Pakistan verschärft Blasphemiegesetz

Religiöse Minderheiten im Visier

Christen in Pakistan zeigen sich über die Verschärfung des Blasphemiegesetzes ohne parlamentarische Debatte beunruhigt. Die Ergänzung des Gesetzes sieht höhere Strafen für Beleidigungen von Angehörigen des Propheten Mohammed vor.

Christinnen in Pakistan / © Asianet-Pakistan (shutterstock)
Christinnen in Pakistan / © Asianet-Pakistan ( shutterstock )

"Unsere Forderungen wurden einmal mehr ignoriert", sagte Peter Jacob, Leiter des katholischen "Zentrums für soziale Gerechtigkeit" in Lahore, dem asiatischen Pressedienst Ucanews (Donnerstag). Das umstrittene Gesetz aus den 1980er Jahren werde von Muslimen selbst bei Streitereien um Kleinigkeiten mit Christen missbraucht, sagte er.

Christen in Pakistan

Staatsreligion in Pakistan ist der Islam, 96 Prozent der Einwohner sind Muslime. Das Christentum ist nach dem Hinduismus die zweitgrößte Minderheitsreligion im Land. Gleichzeitig sind die Christen dort besonders bedroht. Wegen Blasphemie verhängen die Gerichte immer wieder Todesstrafen. Dabei genügen schon des Trinken aus einem Brunnen oder eine unliebsame Kurznachricht als Grund. (DR, 01.01.2021)

Pakistanische Christen feiern wegen Corona-Maßnahmen zu Hause Gottesdienst / © Fareed Khan (dpa)
Pakistanische Christen feiern wegen Corona-Maßnahmen zu Hause Gottesdienst / © Fareed Khan ( dpa )

Die Änderung des Blasphemiegesetzes sieht die Erhöhung der Strafe für Beleidigungen von Familienangehörigen des Propheten auf zehn Jahre und eine Geldstrafe von umgerechnet rund 4.100 Euro vor. Islamische Führungspersönlichkeiten begrüßten dies als überfällig. "Die Strafe für die Beleidigung eines Parlamentsmitglieds betrug fünf Jahre, aber die Strafe für die Beleidigung heiliger Persönlichkeiten nur drei Jahre. Das ist an sich schon eine Beleidigung", zitierte Ucanews einen Sprecher der Partei Jamaat-e-Islami.

"Änderung zielt auf religiöse Minderheiten"

Der Menschenrechtsanwalt Nadeem Anthony sagte Ucanews, die Änderung ziele auf Schiiten und Ahmadis ab, zwei religiöse Minderheiten, die im mehrheitlich sunnitischen Pakistan als nichtmuslimisch gelten. "Die Änderung wird religiös begründeten Hass und Gewalt fördern.
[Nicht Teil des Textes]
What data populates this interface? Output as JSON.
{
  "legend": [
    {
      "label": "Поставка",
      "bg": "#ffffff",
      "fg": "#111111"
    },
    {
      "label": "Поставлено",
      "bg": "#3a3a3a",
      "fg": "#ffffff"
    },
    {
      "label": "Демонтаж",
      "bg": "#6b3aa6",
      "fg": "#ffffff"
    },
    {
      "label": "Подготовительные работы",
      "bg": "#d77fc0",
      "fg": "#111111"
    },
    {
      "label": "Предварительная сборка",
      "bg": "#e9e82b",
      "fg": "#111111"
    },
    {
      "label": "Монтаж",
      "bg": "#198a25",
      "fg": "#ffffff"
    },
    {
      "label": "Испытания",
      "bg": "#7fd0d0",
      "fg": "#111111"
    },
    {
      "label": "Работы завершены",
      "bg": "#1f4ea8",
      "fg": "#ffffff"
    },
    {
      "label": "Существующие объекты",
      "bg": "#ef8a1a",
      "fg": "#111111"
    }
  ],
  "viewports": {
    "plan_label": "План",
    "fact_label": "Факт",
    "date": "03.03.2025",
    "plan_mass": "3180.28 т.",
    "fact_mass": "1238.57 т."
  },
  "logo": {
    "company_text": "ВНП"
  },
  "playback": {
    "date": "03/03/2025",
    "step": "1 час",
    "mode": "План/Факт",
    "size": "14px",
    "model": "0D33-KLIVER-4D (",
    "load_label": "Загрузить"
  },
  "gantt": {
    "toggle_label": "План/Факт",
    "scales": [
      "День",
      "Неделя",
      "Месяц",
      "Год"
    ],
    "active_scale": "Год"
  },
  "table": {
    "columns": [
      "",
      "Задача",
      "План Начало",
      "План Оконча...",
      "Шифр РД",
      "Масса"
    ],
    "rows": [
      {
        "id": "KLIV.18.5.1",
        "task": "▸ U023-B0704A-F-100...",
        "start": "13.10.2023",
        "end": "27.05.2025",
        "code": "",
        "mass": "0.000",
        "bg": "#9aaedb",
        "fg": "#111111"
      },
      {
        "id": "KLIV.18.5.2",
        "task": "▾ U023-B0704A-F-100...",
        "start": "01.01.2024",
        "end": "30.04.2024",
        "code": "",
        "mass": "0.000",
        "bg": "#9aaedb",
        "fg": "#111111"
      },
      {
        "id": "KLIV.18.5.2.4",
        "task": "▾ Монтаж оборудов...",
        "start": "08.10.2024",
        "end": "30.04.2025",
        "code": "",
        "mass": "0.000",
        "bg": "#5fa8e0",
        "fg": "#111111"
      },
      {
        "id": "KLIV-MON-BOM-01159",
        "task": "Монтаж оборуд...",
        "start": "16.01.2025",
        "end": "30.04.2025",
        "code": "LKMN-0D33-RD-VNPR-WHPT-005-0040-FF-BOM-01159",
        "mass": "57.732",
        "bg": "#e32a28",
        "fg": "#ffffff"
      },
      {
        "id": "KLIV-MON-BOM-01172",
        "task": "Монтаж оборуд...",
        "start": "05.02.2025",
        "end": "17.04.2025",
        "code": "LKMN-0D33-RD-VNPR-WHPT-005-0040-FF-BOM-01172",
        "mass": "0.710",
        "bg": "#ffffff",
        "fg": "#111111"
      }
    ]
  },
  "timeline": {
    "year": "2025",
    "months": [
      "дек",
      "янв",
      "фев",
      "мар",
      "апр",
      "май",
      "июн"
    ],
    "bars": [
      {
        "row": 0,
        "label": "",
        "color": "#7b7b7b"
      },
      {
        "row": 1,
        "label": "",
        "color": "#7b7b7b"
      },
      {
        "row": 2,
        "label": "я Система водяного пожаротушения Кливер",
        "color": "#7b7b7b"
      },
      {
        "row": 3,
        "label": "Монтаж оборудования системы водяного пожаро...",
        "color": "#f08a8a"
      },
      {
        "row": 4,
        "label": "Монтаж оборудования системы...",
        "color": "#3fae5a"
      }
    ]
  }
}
Die Gesetzgeber sollten sich stattdessen darauf konzentrieren, wirtschaftliche und politische Probleme anzugehen, mit denen das Land konfrontiert ist", sagte Anthony.

Sunnitische Hardliner fordern bei den jährlichen schiitischen Muharram-Prozessionen wegen des Vorwurfs der Beleidigung von Gefährten des Propheten die Verhaftung von Schiiten. Mit den Prozessionen erinnern die Schiiten an das Massaker an Imam Hussein, dem Enkel des Propheten Mohammed, und seiner Familie im siebten Jahrhundert. Mit der Niederlage Husseins in der Schlacht von Kerbela im Jahr 680 scheiterte die Hoffnung der Schiiten, ihren dritten Imam anstelle von Yazid I. als Kalifen, also Oberhaupt der islamischen Gemeinschaft, einzusetzen.

Überraschende Freisprüche

Auf die Beleidigung des Propheten und des Korans steht in Pakistan seit Einführung des Blasphemiegesetze in den 1980ern während der Diktatur von General Zia ul-Haq die Todesstrafe. Obwohl die Justiz bislang auf Vollstreckung solcher Urteile verzichtete, wurden in den vergangenen Jahren Dutzende der Blasphemie beschuldigte Menschen, zumeist Christen, von aufgebrachten Muslimen umgebracht. Seit 2021 waren allerdings einige angeklagte Christen überraschend freigesprochen worden; darunter die Katholikin Asia Bibi, die acht Jahre lang wegen Blasphemie in der Todeszelle saß.